The Online Citizen praised Desmond Choo for having run a good campaign, but felt that his own efforts had been undermined by that of his party bosses:
At a youthful 33 years of age, Mr Choo unflinchingly took on decades of Hougang history where even more seasoned politicians would have blanched. The energetic Mr Choo has certainly been an improvement from the forgettable (indeed, now very much forgotten) Eric Low.
Mr Choo’s campaign had much to commend it, but he must surely be rueing the day his party bosses put their foot in it.
Dr Wong Wee Nam disagreed with the PAP's attempts to characterise the result of the by-election as being specific to Hougang rather than a reflection on Singapore as a whole:
Much as they would like to think so, how can the results not be partly the result of national sentiments? With the PAP promising the voters many programmes that are likely to be fulfilled by the resources at their disposal, purely local considerations could have given the PAP a resounding victory.
The PAP would be seriously mistaken if they believe that the result of the Hougang by-election does not reflect the unhappiness of Singaporeans in general.
Every Houganger has relatives or friends living outside Hougang. The problems these people face in their daily lives are the same. With the thousands of Singaporeans thronging the opposition’s rallies, the collective support must have had some strong influence on the minds of Hougang voters.

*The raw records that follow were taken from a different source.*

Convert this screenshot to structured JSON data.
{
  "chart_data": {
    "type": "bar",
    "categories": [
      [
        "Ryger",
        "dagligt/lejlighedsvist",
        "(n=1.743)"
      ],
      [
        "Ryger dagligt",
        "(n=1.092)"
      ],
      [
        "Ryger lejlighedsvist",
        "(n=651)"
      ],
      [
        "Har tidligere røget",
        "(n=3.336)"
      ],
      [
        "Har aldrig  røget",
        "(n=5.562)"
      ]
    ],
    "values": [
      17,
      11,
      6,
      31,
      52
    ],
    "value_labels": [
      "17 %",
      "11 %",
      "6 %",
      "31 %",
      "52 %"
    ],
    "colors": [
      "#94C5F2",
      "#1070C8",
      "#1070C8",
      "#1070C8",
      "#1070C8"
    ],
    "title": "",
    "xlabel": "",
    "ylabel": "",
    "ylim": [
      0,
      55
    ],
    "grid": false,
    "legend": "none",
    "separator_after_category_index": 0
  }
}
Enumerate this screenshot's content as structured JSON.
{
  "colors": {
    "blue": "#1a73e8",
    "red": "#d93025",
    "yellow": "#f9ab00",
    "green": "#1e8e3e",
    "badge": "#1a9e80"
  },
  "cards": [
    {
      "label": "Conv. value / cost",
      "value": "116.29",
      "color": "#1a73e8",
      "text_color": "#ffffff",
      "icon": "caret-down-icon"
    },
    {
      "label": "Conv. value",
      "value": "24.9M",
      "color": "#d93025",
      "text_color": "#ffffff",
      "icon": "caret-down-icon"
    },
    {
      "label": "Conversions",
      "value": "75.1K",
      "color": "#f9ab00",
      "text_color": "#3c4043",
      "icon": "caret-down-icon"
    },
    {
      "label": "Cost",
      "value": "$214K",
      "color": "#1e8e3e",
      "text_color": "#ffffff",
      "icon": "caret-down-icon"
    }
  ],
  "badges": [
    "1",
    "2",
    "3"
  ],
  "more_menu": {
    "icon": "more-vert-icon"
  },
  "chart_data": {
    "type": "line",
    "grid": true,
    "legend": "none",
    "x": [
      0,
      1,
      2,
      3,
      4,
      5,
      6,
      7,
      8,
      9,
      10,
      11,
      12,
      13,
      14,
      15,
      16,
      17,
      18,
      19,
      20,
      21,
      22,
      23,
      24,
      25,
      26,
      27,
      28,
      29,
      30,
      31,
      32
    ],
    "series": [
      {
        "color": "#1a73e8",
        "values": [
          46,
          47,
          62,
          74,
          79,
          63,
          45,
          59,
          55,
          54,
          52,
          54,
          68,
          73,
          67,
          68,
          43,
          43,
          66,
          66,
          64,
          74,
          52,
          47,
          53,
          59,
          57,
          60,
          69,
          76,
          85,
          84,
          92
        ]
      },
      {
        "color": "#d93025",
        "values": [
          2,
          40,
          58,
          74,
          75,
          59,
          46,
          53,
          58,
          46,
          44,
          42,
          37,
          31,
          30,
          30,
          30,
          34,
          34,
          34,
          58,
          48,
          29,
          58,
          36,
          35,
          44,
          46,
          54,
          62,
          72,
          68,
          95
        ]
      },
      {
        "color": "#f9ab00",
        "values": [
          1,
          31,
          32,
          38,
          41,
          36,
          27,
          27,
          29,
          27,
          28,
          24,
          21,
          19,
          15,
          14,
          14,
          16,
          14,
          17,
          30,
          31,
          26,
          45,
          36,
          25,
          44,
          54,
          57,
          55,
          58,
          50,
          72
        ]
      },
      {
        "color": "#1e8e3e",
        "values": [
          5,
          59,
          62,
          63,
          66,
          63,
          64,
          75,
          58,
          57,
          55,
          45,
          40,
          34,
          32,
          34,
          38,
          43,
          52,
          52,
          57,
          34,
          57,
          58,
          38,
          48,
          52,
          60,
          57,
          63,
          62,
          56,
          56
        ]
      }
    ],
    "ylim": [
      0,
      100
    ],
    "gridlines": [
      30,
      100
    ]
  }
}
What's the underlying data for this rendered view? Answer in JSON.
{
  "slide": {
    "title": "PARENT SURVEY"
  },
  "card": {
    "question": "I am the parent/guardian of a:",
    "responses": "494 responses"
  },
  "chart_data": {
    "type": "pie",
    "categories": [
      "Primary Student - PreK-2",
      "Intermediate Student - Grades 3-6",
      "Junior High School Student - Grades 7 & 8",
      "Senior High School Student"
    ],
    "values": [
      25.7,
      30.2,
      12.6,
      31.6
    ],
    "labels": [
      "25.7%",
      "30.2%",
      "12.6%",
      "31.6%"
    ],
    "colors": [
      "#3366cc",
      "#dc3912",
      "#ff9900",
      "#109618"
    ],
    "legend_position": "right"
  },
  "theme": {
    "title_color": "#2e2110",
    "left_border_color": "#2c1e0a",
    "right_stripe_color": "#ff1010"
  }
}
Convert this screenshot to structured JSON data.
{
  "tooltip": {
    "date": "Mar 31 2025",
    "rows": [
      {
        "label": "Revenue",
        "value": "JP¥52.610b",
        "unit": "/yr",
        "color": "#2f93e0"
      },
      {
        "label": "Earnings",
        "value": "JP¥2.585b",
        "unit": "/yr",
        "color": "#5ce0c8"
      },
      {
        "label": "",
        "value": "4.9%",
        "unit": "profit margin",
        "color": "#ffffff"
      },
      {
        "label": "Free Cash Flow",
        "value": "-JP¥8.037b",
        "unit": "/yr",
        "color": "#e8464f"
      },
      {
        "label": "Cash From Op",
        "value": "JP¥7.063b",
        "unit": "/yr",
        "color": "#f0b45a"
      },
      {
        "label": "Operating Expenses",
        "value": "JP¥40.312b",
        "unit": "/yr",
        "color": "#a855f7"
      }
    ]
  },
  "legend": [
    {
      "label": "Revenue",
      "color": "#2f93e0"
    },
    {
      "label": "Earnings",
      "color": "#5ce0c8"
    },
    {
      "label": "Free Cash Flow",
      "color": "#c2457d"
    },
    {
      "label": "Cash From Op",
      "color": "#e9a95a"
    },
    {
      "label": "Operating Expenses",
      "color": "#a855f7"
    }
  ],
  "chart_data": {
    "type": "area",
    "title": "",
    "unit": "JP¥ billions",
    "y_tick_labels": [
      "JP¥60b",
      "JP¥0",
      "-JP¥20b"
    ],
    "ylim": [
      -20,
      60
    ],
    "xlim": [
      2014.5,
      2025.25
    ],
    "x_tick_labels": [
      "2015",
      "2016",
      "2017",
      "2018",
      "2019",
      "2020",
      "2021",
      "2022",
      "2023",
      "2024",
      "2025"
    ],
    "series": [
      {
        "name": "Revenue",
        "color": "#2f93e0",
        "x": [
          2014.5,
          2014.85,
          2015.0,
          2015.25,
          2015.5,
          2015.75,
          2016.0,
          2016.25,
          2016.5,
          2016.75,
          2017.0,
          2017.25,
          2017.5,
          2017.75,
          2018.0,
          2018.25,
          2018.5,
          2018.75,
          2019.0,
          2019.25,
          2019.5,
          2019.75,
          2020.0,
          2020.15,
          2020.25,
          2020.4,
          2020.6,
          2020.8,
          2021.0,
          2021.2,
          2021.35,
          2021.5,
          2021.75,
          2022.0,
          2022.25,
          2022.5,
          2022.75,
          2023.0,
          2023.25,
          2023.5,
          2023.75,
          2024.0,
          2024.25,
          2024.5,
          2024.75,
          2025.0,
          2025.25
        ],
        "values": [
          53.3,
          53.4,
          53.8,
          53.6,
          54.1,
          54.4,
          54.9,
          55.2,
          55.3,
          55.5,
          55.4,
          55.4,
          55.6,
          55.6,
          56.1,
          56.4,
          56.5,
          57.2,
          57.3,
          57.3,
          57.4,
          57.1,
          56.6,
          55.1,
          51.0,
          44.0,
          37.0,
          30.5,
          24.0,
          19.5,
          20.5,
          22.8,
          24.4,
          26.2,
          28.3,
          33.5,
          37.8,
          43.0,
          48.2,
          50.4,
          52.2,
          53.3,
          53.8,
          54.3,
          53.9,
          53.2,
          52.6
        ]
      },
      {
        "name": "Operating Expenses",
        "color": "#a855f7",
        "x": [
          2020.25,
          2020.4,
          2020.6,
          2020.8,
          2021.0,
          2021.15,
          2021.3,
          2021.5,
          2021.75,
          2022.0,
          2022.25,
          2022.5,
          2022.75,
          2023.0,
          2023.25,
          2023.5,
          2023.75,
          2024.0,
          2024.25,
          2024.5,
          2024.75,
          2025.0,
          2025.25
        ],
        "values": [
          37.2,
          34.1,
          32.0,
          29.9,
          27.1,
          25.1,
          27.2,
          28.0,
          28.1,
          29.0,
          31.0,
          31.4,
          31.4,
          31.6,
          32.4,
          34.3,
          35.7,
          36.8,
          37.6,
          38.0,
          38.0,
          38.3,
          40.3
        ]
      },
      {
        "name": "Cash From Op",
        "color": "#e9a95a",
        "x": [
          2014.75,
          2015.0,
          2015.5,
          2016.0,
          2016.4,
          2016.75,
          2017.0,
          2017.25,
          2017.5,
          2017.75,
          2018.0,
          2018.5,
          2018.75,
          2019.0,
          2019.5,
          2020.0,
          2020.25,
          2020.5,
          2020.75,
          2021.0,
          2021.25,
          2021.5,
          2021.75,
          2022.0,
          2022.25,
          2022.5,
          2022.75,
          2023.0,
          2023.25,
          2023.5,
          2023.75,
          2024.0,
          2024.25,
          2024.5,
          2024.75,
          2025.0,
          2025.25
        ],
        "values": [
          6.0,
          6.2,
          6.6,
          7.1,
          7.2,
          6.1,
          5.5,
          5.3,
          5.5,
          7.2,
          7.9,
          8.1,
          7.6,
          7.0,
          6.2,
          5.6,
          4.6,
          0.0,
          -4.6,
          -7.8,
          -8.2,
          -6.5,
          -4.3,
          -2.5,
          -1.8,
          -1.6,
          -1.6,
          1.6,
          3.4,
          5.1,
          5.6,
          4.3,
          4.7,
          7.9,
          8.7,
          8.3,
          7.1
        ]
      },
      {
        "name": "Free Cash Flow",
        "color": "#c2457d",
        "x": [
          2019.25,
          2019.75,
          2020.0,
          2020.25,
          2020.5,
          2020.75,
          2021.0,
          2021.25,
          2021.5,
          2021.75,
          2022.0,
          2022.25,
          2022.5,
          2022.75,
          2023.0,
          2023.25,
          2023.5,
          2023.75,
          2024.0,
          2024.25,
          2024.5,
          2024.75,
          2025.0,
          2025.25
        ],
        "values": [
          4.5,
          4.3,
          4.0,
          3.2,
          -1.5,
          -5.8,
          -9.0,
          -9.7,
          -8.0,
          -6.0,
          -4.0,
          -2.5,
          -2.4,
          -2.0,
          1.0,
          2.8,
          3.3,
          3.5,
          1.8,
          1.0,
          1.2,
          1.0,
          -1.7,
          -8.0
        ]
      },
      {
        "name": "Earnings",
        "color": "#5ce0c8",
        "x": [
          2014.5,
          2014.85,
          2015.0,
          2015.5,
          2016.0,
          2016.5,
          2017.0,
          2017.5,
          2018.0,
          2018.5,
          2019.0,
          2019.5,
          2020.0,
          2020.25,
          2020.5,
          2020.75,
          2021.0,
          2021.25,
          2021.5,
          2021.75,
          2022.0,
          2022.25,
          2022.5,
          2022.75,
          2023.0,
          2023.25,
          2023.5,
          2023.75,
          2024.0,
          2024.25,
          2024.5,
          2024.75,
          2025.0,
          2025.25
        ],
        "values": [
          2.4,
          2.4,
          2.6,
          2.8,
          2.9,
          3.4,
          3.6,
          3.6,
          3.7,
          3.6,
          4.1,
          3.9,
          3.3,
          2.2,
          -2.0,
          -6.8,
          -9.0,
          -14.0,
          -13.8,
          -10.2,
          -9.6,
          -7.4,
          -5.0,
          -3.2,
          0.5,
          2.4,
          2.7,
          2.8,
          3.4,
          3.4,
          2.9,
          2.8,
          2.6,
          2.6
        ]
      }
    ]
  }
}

This election is, therefore, also a referendum on the PAP’s policies and its style of management. The PAP must take the bitter pill and change if they are going to make any future headway. The message from the result is clear. In the eyes of the voters, the PAP has not changed much since the last general election as reflected by the vote.
Ng E-Jay criticised the mainstream media for their double standards when it comes to reporting on different political parties:
I have just a couple of questions for Mr Wu. Would he have done the same thing had the issue concerned a PAP candidate and the leaked minutes concerned a PAP internal meeting instead? Or would he have waited for the PAP’s clarification before proceeding to publish the story?
I think the answers to these questions are pretty obvious. The MSM’s track record is very clear: they have never crossed the line with the PAP before, and if the issue concerned the alleged conduct of a PAP candidate or alleged information about internal PAP matters, they would most assuredly NOT have published anything until and unless due clarification came from the PAP.
I do not think there is any doubt whatsoever that the MSM would have given the PAP enough time to respond, at the PAP’s own discretion, should the issue have involved a PAP candidate.
But once it involves an opposition candidate, such rules no longer apply. Suddenly, the media is free to speculate, rumour-monger, and publish stories from anonymous sources who in some instances could very well be telling lies.
Tang Li at publichouse.sg highlights that the PAP seems unable to adapt to the change in Singapore's electorate:
If one looks at the by-election, it seems that the PAP remains unaware of how times have changed. Previous tactics of promising money and threats or challenges to sue might have worked in the past. Unfortunately, the public no longer accepts these sort of things.